Alle Verwandten waren auf der Terrasse versammelt. Man hatte von dort einen wundervollen Blick über baumgesäumte Hänge und karge Felsvorsprünge bis zum Stadtrand hinunter, wo Hochhäuser mit dem Grau des Himmels verschwammen. Malcom saß tief versunken mit gekreuzten Beinen auf der Mauer, die die großflächige Terrasse vom Abhang trennte, den Blick ins Tal gerichtet. Seine Augen erinnerten Rosa an ihre Kindheit, sie strahlten und visierten scheinbar ein neues Ziel. Rosa hatte den Eindruck, er war angekommen.

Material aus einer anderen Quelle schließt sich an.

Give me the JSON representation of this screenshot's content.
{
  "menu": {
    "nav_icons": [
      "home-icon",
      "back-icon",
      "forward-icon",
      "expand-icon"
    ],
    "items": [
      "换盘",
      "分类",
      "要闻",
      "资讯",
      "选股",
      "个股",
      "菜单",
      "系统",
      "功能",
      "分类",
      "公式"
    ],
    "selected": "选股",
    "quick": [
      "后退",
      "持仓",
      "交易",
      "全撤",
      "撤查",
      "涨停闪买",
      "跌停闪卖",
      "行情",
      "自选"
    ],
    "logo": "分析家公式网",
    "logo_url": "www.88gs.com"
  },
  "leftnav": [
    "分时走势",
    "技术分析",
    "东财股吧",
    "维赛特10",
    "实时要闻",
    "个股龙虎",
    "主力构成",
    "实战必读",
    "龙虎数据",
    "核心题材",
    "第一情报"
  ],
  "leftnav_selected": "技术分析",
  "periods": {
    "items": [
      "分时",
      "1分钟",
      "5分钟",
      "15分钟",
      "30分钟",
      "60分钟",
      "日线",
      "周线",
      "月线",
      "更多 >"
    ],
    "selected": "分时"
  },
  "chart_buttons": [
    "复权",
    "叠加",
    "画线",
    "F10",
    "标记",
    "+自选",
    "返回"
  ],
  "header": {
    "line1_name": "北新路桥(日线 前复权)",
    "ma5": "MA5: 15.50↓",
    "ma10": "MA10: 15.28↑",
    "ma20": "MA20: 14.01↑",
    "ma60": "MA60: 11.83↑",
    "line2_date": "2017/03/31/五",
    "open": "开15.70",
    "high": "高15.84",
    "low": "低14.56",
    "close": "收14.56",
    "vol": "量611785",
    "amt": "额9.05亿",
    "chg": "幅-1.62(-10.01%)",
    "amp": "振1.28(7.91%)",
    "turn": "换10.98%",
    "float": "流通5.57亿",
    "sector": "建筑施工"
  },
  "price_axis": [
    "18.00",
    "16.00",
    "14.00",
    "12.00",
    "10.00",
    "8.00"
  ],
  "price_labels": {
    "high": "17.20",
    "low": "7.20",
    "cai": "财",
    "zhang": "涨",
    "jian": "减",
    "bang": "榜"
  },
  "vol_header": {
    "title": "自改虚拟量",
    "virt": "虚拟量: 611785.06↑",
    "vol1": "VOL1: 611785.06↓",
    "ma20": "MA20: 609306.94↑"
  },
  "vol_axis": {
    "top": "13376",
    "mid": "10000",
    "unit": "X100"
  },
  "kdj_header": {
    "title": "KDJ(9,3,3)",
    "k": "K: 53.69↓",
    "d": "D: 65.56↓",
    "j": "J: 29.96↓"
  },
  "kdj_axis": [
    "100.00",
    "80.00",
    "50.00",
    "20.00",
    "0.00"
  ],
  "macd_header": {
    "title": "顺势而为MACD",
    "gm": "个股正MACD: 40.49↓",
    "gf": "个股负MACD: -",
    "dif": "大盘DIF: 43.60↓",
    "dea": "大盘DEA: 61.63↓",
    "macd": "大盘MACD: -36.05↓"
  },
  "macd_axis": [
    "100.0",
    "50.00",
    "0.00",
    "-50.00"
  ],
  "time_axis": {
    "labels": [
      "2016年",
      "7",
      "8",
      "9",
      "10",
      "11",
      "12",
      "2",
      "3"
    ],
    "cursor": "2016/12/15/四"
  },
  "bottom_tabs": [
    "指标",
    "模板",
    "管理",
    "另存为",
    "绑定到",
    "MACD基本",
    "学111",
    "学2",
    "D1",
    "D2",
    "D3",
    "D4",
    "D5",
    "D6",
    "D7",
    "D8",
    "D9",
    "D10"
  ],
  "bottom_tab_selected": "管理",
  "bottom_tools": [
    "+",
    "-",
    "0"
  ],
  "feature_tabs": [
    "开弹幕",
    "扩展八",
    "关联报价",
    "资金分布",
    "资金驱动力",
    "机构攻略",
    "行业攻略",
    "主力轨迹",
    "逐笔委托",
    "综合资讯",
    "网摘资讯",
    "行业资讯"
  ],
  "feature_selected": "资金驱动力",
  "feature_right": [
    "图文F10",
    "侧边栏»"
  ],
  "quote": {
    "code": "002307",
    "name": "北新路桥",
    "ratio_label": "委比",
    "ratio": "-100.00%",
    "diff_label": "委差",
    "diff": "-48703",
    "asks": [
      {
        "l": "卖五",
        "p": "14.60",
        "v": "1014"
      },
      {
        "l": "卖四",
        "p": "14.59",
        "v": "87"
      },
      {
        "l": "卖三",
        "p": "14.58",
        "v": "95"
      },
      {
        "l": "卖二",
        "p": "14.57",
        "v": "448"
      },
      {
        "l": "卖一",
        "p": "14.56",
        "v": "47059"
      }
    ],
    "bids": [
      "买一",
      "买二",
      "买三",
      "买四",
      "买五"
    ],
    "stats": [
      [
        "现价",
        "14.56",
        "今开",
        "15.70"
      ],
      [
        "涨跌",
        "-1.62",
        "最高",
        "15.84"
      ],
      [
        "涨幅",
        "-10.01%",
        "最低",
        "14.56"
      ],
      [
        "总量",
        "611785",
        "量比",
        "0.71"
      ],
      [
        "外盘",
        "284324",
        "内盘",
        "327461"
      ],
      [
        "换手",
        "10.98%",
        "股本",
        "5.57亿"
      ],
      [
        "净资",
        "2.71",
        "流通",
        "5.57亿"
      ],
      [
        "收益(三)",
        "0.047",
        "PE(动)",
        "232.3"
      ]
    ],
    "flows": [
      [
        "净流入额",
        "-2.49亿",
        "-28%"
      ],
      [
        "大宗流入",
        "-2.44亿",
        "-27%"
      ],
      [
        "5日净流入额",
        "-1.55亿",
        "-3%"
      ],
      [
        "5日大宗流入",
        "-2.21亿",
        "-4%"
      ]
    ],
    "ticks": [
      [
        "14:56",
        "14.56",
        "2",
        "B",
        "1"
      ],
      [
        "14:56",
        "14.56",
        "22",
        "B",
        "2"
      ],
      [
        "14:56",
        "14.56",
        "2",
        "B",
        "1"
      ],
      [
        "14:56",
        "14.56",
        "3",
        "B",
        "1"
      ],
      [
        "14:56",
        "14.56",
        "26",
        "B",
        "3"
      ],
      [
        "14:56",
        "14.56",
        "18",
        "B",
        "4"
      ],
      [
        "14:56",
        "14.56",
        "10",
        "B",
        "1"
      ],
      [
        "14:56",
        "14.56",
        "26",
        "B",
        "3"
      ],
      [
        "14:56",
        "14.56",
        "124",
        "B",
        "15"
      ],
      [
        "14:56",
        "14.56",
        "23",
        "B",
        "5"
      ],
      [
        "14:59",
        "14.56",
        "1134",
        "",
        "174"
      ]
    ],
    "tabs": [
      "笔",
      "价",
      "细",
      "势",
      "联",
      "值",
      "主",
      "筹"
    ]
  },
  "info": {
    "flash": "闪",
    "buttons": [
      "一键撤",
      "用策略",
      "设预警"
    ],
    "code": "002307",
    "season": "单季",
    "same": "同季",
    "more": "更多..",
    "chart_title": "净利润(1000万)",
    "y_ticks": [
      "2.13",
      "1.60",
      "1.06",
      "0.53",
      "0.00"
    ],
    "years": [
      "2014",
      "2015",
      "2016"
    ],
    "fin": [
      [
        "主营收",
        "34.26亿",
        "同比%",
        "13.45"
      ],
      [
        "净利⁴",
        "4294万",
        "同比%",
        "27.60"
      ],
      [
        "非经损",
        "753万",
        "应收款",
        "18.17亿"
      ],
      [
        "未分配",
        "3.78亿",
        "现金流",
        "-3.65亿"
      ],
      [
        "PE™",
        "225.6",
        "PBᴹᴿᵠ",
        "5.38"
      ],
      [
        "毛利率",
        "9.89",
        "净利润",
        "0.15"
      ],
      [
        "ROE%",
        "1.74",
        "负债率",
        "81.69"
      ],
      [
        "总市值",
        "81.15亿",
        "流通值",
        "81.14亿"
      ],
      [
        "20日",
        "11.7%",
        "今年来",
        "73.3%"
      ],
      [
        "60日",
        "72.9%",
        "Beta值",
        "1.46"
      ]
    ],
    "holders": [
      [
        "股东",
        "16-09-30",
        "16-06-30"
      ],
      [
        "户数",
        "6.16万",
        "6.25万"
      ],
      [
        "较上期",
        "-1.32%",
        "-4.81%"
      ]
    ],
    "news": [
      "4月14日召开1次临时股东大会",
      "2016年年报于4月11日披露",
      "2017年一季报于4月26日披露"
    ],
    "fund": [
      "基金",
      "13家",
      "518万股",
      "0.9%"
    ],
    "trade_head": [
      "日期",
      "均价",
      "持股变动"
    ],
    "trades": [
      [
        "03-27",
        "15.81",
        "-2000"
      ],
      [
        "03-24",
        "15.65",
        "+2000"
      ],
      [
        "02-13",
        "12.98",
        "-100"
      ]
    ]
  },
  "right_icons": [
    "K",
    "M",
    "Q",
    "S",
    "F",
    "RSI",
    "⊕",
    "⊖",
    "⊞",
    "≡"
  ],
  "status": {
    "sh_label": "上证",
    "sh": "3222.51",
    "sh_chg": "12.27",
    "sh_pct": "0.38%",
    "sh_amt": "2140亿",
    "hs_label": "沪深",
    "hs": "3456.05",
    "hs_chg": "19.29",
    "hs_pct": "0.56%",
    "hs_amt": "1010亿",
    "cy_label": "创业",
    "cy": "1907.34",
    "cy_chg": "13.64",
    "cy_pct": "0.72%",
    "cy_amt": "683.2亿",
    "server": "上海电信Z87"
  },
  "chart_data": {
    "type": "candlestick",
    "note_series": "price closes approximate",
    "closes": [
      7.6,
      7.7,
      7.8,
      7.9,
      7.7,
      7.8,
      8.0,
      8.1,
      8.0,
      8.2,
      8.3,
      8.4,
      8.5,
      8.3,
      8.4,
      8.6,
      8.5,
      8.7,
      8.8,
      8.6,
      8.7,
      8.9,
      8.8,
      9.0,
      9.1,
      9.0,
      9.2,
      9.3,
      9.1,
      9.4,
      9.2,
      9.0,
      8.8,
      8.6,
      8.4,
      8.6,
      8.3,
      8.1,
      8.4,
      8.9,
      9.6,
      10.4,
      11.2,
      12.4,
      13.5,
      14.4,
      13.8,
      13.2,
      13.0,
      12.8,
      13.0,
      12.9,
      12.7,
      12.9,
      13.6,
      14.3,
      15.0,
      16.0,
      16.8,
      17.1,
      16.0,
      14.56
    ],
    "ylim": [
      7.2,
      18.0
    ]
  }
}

Rosa ging zu ihm. „Oh, Rosa es ist so wundervoll hier; ich hätte mir das nie träumen lassen. Ich bin zu Hause. Auroras Onkel aus Islamabad möchte mich als Fahrer einstellen. Er unterhält in Neu-Dehli ein Bauunternehmen und möchte wieder nach Indien zurückkehren. Da braucht er einen Fahrer.“ Malcom blickte tief in Rosas Augen. Seine Träume konnten in Indien wahr werden. Rosa war ein wenig traurig. Nun würde sie wieder von ihm getrennt sein, gerade jetzt, da sie sich, auch durch ihn, stärker fühlte und sicherer. Sie setzte sich auch auf die Mauer und drückte sich an Malcom. In der Ferne verschwamm der Horizont mit der Skyline noch stärker. Es war alles grau in grau und ein modriger Geruch kam von der Stadt nach oben. Etwas widerte Rosa an. Auf einmal wollte sie wieder nach Hause. Onkel Radul kam auf die beiden zu. Mit direkten Schritten. „Malcom, morgen gegen Mittag zeig ich dir mein Unternehmen und den Wagen, den du fährst.“ Onkel Radul war dick. Eine fette Zigarre steckte zwischen seinen wulstigen, dunkelroten Lippen. Rosa wollte gerade wieder gehen; ihm ausweichen. „Hey Rosa, ich habe schon viel von dir gehört. Komm doch morgen auch mit, schau dich um. Lerne Indien kennen, unsere Realität.“ Rosa verabschiedete sich von Malcom. „Du wirst nie wieder in den Big Apple zurückkehren, oder?“ „Rosa, meine Suche ist nun beendet. Ich hatte eine glückliche Kindheit, ich habe außergewöhnliche Fähigkeiten, ich liebe die Spiritualität. Diese Reise nach Indien hat mir die Augen geöffnet.“ Rosa stand auf, sie schwankte. Aurora hatte zwei Freundinnen im Schlepptau, mit denen sie auf Rosa zueilte, die weit weg schien. „Rosa, das ist Feli und das ist Leya - wir sind zusammen in die Schule gegangen. Komm, wir zeigen dir das Haus.“ Rosa hatte ihr Gleichgewicht noch nicht wieder gewonnen und kippte nun vorn über die kleine Mauer den Abhang hinunter. Sie kullerte wie ein Fass in Richtung Skyline. Alle schrien durcheinander. Die Masse setzte sich in Bewegung, um Rosa so schnell es ging zu folgen. Onkel Radul setzte mit jedem Schritt den Hügel in Schwingungen; Aurora war leichtfüßig und schwebte geradezu, ihre Arme weit auseinandergebreitet, die Haare flatterten im Wind.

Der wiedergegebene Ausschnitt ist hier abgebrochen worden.